Seems painfully obvious that, whatever you think about #genai code, anyone using it is heading for a code-review logjam. Assuming that the org requires code review; if yours doesn’t, nothing I can say will help you. Anyhow, Rishi Baldawa writes smart stuff about the problem and possible ways forward, in ˚The Reviewer Isn't the Bottleneck”: https://rishi.baldawa.com/posts/review-isnt-the-bottleneck/

[My prediction: A lot of orgs will *not* do smart things about this and will suffer disastrous consequences in the near future.]

The Reviewer Isn't the Bottleneck

AI tools are flooding PR queues and the instinct everywhere is to call review the bottleneck. I think that’s the wrong question. The reviewer is the last sync point before production changes. The goal shouldn’t be how to remove the gate, but how to make it cheaper to operate.

Rishi Baldawa

@timbray FWIW the LLM knows a lot of best practices and bad-things-you're-not-supposed-to-do, that it doesn't pay attention to well when coding. It likes to do the minimum that meets what was asked with bad results for maintainability.

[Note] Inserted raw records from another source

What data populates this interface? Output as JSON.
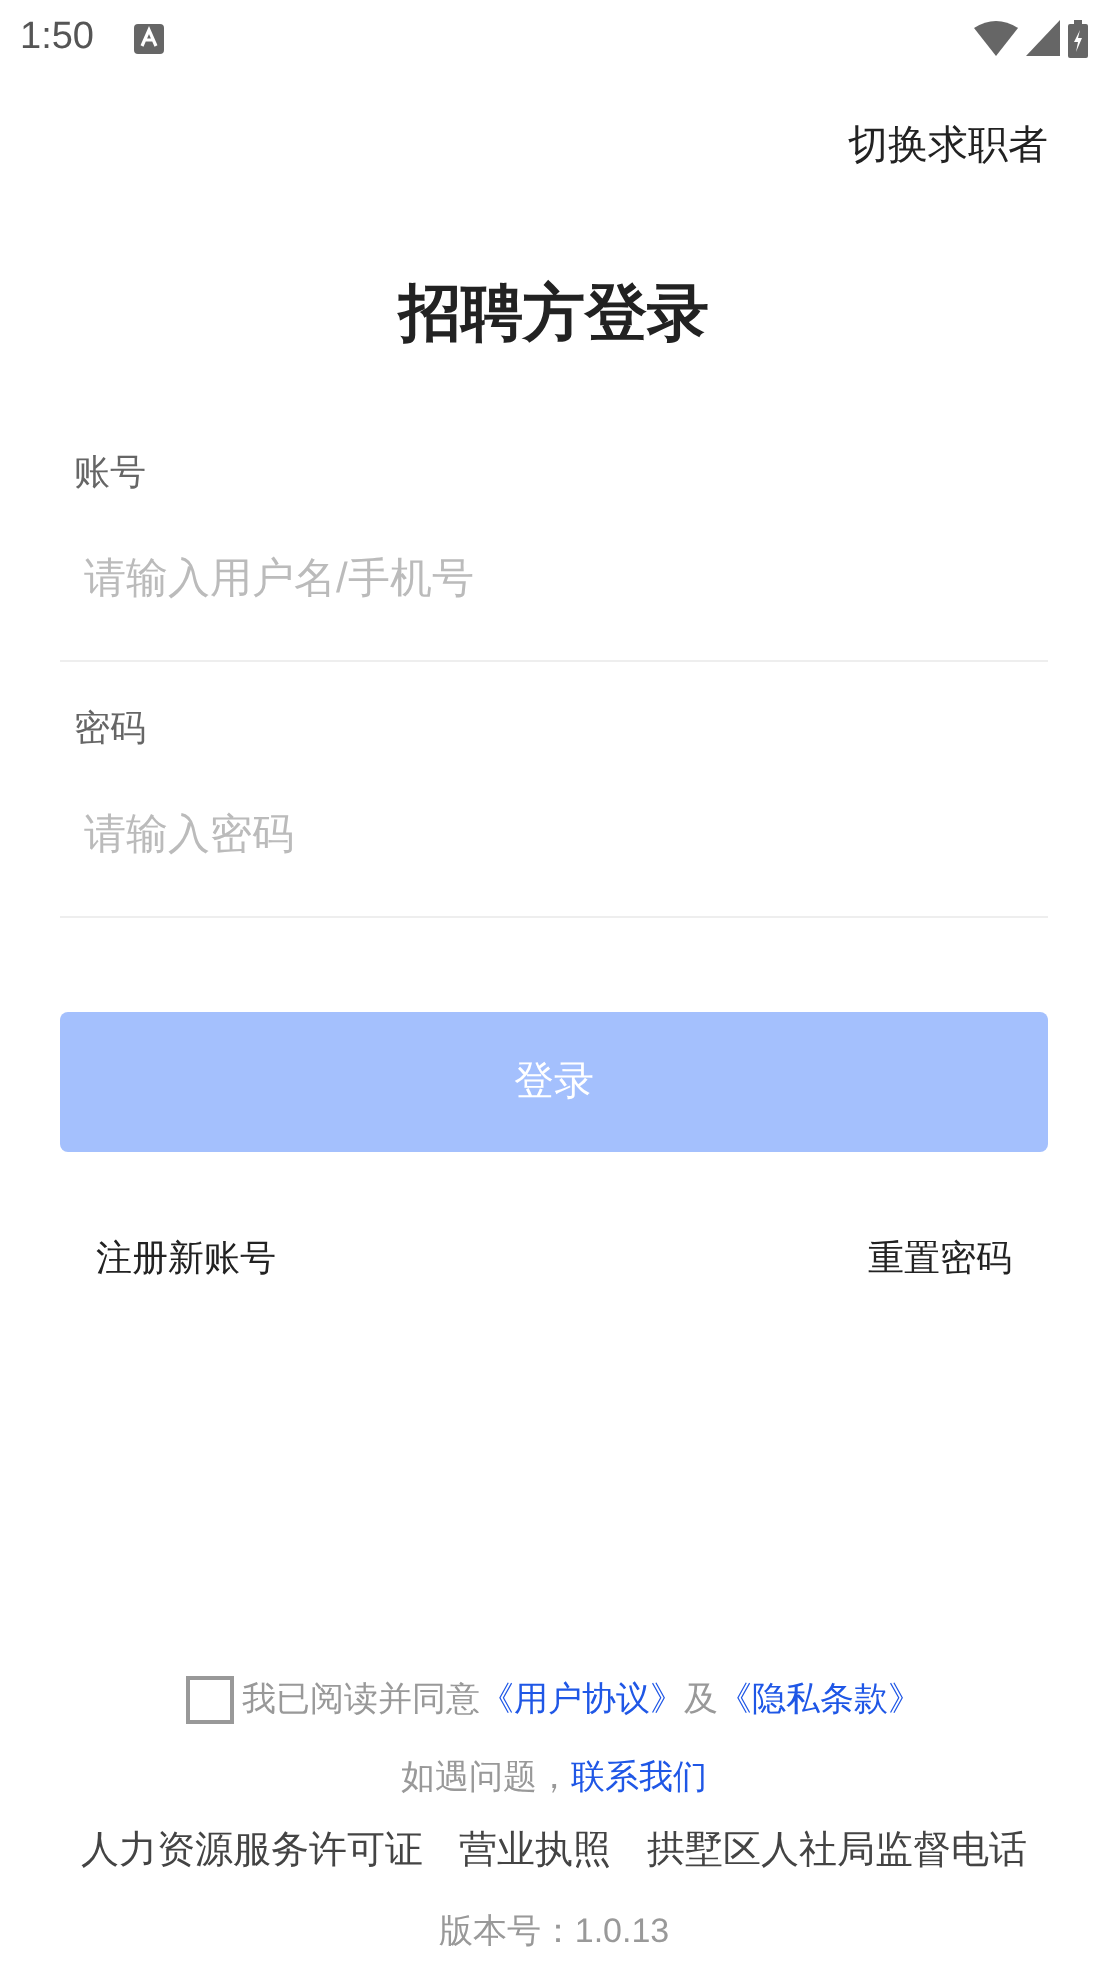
{
  "status_bar": {
    "time": "1:50"
  },
  "switch_link": "切换求职者",
  "title": "招聘方登录",
  "fields": [
    {
      "label": "账号",
      "placeholder": "请输入用户名/手机号"
    },
    {
      "label": "密码",
      "placeholder": "请输入密码"
    }
  ],
  "login_button": {
    "label": "登录",
    "disabled": true
  },
  "links": [
    "注册新账号",
    "重置密码"
  ],
  "agreement": {
    "checked": false,
    "parts": [
      {
        "kind": "text",
        "text": "我已阅读并同意"
      },
      {
        "kind": "link",
        "text": "《用户协议》"
      },
      {
        "kind": "text",
        "text": "及"
      },
      {
        "kind": "link",
        "text": "《隐私条款》"
      }
    ]
  },
  "help": [
    {
      "kind": "text",
      "text": "如遇问题，"
    },
    {
      "kind": "link",
      "text": "联系我们"
    }
  ],
  "footer_links": [
    "人力资源服务许可证",
    "营业执照",
    "拱墅区人社局监督电话"
  ],
  "version": "版本号：1.0.13"
}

But it has seen, does know, what 'good code' would look like, so the exact same LLM that did the coding, can very usefully itself assess, critique and fix what it just emitted.

@hopeless Well, the LLM is trained on all the code, good & bad, no? Not sure how it knows which is which.

@timbray Same as a human, it has also read all the blog posts on "best practices" and "code smells".

Anyway don't take my word for it, open a fresh context and ask the LLM to assess the ways that (the code it wrote in a previous context) falls short of being maintainable and high quality, and to patch it to be better in those cases.